Une grande partie des Juifs et des Israéliens sont étonnés et blessés de ne rien lire – ou si peu – dans les médias dits « progressistes » concernant les refus palestiniens successifs des partages territoriaux, de ne pas voir se répercuter les nouvelles hebdomadaires des attentats dont est victime l’État d’Israël depuis bien avant sa fondation et sa reconnaissance internationale, ni aucun rappel des milliers de missiles reçus depuis Gaza sur Israël depuis…2005. Pas un mot sur la vie de nos familles dans les abris, très peu sur les missiles des Houthis, du Hezbollah libanais, en somme, sur les menaces qui pèsent sur Israël depuis toujours. C’est une question difficile pour nous, Israéliens du camp dit « libéral » de constater que seule une certaine presse de droite, en France, rend compte de ces menaces géopolitiques existentielles.

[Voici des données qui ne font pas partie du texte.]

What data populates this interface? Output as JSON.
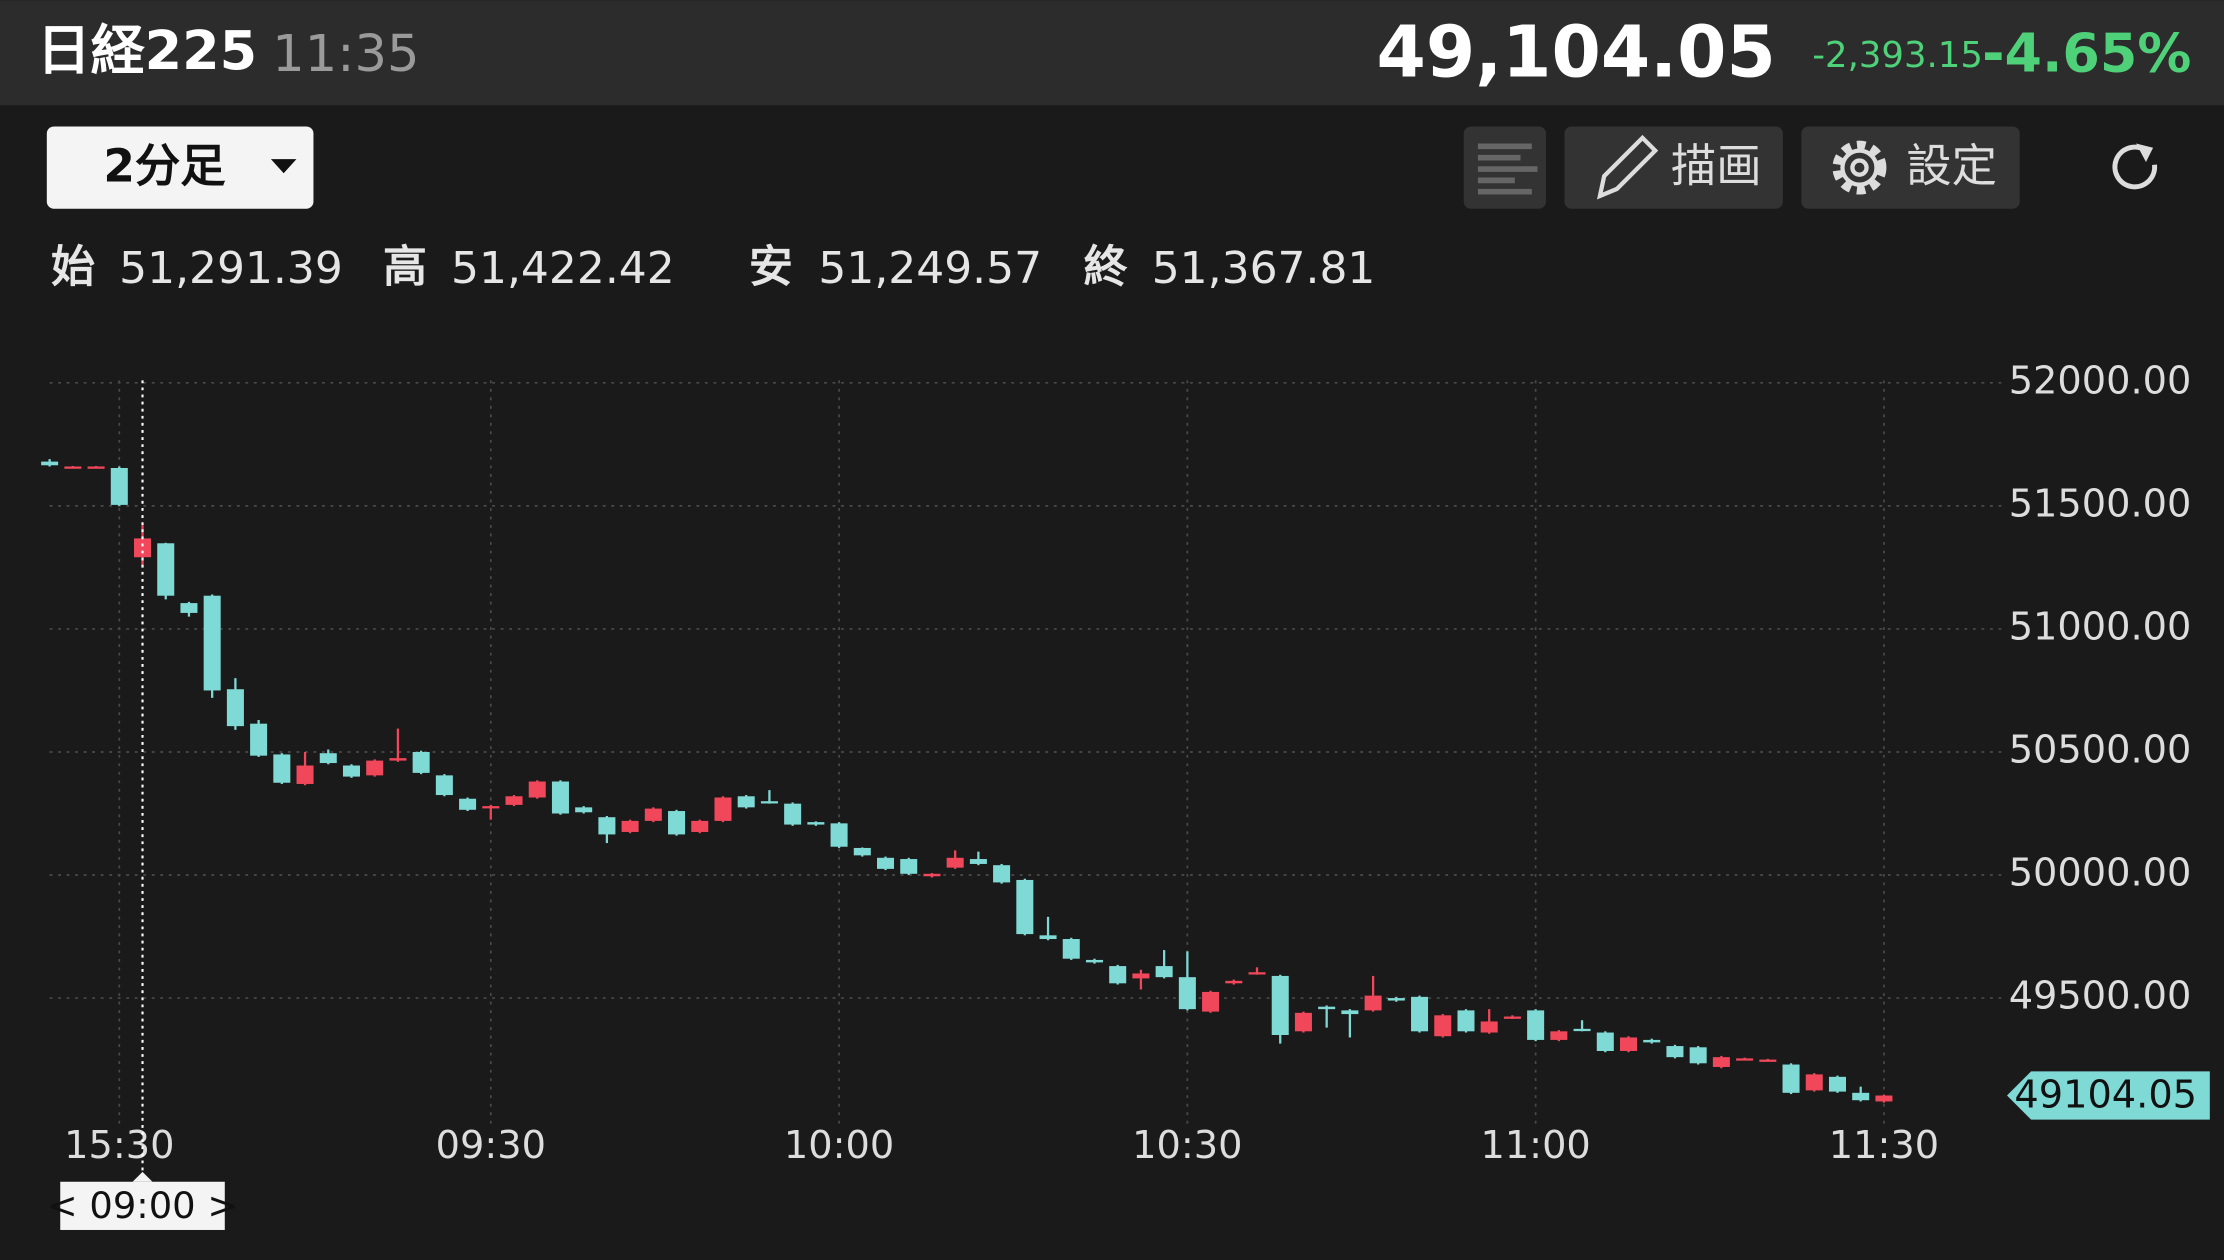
{
  "header": {
    "title": "日経225",
    "time": "11:35",
    "price": "49,104.05",
    "change": "-2,393.15",
    "change_pct": "-4.65%"
  },
  "toolbar": {
    "interval": "2分足",
    "draw": "描画",
    "settings": "設定"
  },
  "ohlc": {
    "open_label": "始",
    "open": "51,291.39",
    "high_label": "高",
    "high": "51,422.42",
    "low_label": "安",
    "low": "51,249.57",
    "close_label": "終",
    "close": "51,367.81"
  },
  "crosshair_label": "< 09:00 >",
  "chart_data": {
    "type": "candlestick",
    "categories": [
      null,
      null,
      null,
      "15:30",
      null,
      null,
      null,
      null,
      null,
      null,
      null,
      null,
      null,
      null,
      null,
      null,
      null,
      null,
      null,
      "09:30",
      null,
      null,
      null,
      null,
      null,
      null,
      null,
      null,
      null,
      null,
      null,
      null,
      null,
      null,
      "10:00",
      null,
      null,
      null,
      null,
      null,
      null,
      null,
      null,
      null,
      null,
      null,
      null,
      null,
      null,
      "10:30",
      null,
      null,
      null,
      null,
      null,
      null,
      null,
      null,
      null,
      null,
      null,
      null,
      null,
      null,
      "11:00",
      null,
      null,
      null,
      null,
      null,
      null,
      null,
      null,
      null,
      null,
      null,
      null,
      null,
      null,
      "11:30"
    ],
    "open": [
      51680,
      51660,
      51660,
      51654,
      51291.39,
      51348,
      51105,
      51135,
      50755,
      50615,
      50490,
      50370,
      50495,
      50445,
      50405,
      50465,
      50500,
      50405,
      50310,
      50275,
      50285,
      50315,
      50380,
      50275,
      50235,
      50175,
      50220,
      50260,
      50175,
      50220,
      50320,
      50300,
      50290,
      50215,
      50210,
      50110,
      50070,
      50065,
      49995,
      50030,
      50065,
      50040,
      49980,
      49755,
      49740,
      49655,
      49630,
      49580,
      49630,
      49585,
      49445,
      49560,
      49600,
      49590,
      49365,
      49465,
      49450,
      49450,
      49500,
      49505,
      49345,
      49450,
      49360,
      49420,
      49450,
      49330,
      49375,
      49360,
      49285,
      49330,
      49305,
      49300,
      49220,
      49255,
      49250,
      49230,
      49125,
      49180,
      49115,
      49080
    ],
    "high": [
      51690,
      51662,
      51662,
      51660,
      51422.42,
      51350,
      51110,
      51140,
      50800,
      50630,
      50495,
      50500,
      50510,
      50450,
      50470,
      50595,
      50505,
      50410,
      50315,
      50285,
      50325,
      50385,
      50385,
      50280,
      50240,
      50225,
      50275,
      50265,
      50225,
      50320,
      50325,
      50345,
      50295,
      50218,
      50215,
      50112,
      50075,
      50070,
      50008,
      50100,
      50095,
      50045,
      49985,
      49830,
      49745,
      49660,
      49635,
      49615,
      49695,
      49690,
      49530,
      49575,
      49625,
      49595,
      49445,
      49470,
      49455,
      49590,
      49505,
      49510,
      49435,
      49455,
      49455,
      49430,
      49455,
      49370,
      49410,
      49365,
      49345,
      49335,
      49310,
      49305,
      49265,
      49258,
      49253,
      49235,
      49195,
      49185,
      49140,
      49108
    ],
    "low": [
      51660,
      51658,
      51658,
      51500,
      51249.57,
      51120,
      51050,
      50720,
      50590,
      50480,
      50370,
      50365,
      50450,
      50395,
      50400,
      50460,
      50410,
      50320,
      50260,
      50225,
      50280,
      50310,
      50245,
      50250,
      50130,
      50170,
      50215,
      50160,
      50170,
      50215,
      50270,
      50290,
      50200,
      50200,
      50110,
      50075,
      50020,
      50000,
      49990,
      50025,
      50040,
      49965,
      49755,
      49735,
      49655,
      49640,
      49555,
      49535,
      49580,
      49450,
      49440,
      49555,
      49595,
      49315,
      49360,
      49380,
      49340,
      49445,
      49485,
      49360,
      49340,
      49360,
      49355,
      49415,
      49325,
      49325,
      49365,
      49280,
      49280,
      49315,
      49255,
      49230,
      49215,
      49250,
      49245,
      49110,
      49120,
      49115,
      49080,
      49075
    ],
    "close": [
      51665,
      51660,
      51660,
      51504,
      51367.81,
      51135,
      51065,
      50750,
      50605,
      50485,
      50375,
      50445,
      50455,
      50400,
      50465,
      50475,
      50415,
      50325,
      50265,
      50280,
      50320,
      50380,
      50250,
      50255,
      50165,
      50220,
      50270,
      50165,
      50220,
      50315,
      50275,
      50295,
      50205,
      50205,
      50115,
      50080,
      50025,
      50005,
      50005,
      50070,
      50045,
      49970,
      49760,
      49740,
      49660,
      49645,
      49560,
      49600,
      49585,
      49455,
      49525,
      49570,
      49605,
      49350,
      49440,
      49455,
      49435,
      49510,
      49490,
      49365,
      49430,
      49365,
      49405,
      49425,
      49330,
      49365,
      49370,
      49285,
      49340,
      49320,
      49260,
      49235,
      49260,
      49255,
      49250,
      49115,
      49190,
      49120,
      49085,
      49104.05
    ],
    "up_color": "#f0475a",
    "down_color": "#7fdad6",
    "ylim": [
      48990,
      52010
    ],
    "yticks": [
      {
        "value": 49500,
        "label": "49500.00"
      },
      {
        "value": 50000,
        "label": "50000.00"
      },
      {
        "value": 50500,
        "label": "50500.00"
      },
      {
        "value": 51000,
        "label": "51000.00"
      },
      {
        "value": 51500,
        "label": "51500.00"
      },
      {
        "value": 52000,
        "label": "52000.00"
      }
    ],
    "last_price": 49104.05,
    "grid": true
  }
}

Il est rare que l’occasion nous soit donnée, à nous Israéliens, de prendre la parole sur les sujets qui nous préoccupent, à nous plus qu’à tout autre. C’est un drôle de paradoxe dans lequel nous sommes profondément plongés. On parle de nous, en notre absence. On ne nous interpelle quasiment jamais, sauf pour nous demander de nous justifier sur ce qu’il se passe à Gaza, ou pour faire des déclarations émotives sur des plateaux de télévision. Nous baignons dans une censure et dans un silence permanent – je me demande souvent si c’est par gêne ou par arrogance (des inconnus m’expliquent à longueur de journée ce qu’il se passe chez moi). Or, la prise de parole est capitale pour nous. L’absence de compréhension, d’écoute que rencontrent les Israéliens et de nombreux Juifs aujourd’hui poussent au repli et à l’incommunicabilité, danger suprême pour la démocratie.
À côté de cela, nous ne devons pas être aveugle vis‐à‐vis de nos propres aveuglements. En critiquant Nétanyahou et les siens, en mesurant la menace messianique qui pèse sur Israël, on ne renie rien du sionisme, au contraire. J’oppose mon sionisme, notre sionisme, au « sionisme » messianique, religieux et nationaliste du gouvernement israélien.
Ce qui me semble important aujourd’hui est tenir les deux bouts de cette double injonction : soutenir l’opposition israélienne, comme 70% des Israéliens le font aujourd’hui, tout en ne laissant rien passer des débordements quotidiens de l’antisionisme antisémite. Il nous faut parler malgré le risque de donner des armes aux fonctionnaires de l’antisionisme et, sans ne jamais les mettre sur le même plan, il ne faut pas non plus « donner des armes » par notre silence ou notre paralysie à l’extrême droite israélienne. Prendre la parole et rompre le silence est toujours préférable à l’euphorie consensuelle et communautaire, rassurée dans la bonne conscience et le déni de la catastrophe, qui desservent profondément Israël. Ce messianisme est en train de sacrifier non seulement d’innombrables et innocentes vies palestiniennes, mais aussi des vies israéliennes, mutilées, traumatisées par cette obsession guerrière perpétuelle, qui participerait de la « délivrance finale ».
La tentation est grande de « sortir de l’Histoire » : que ce soit chez certains intellectuels juifs qui se dissocient publiquement de tout ce qui a un rapport avec Israël – je pense aux déclarations morales et superficielles des « belles âmes » – ou par le messianisme religieux porté aujourd’hui par le gouvernement israélien.
Retrouvons le sionisme dans ce qu’il a de politique, dans sa volonté de faire renouer les Juifs avec l’Histoire et avec les enjeux du monde contemporain, car les années à venir seront décisives.
Le camp libéral israélien aura besoin, plus que jamais, dans son combat pour la démocratie, des Juifs libéraux de la diaspora.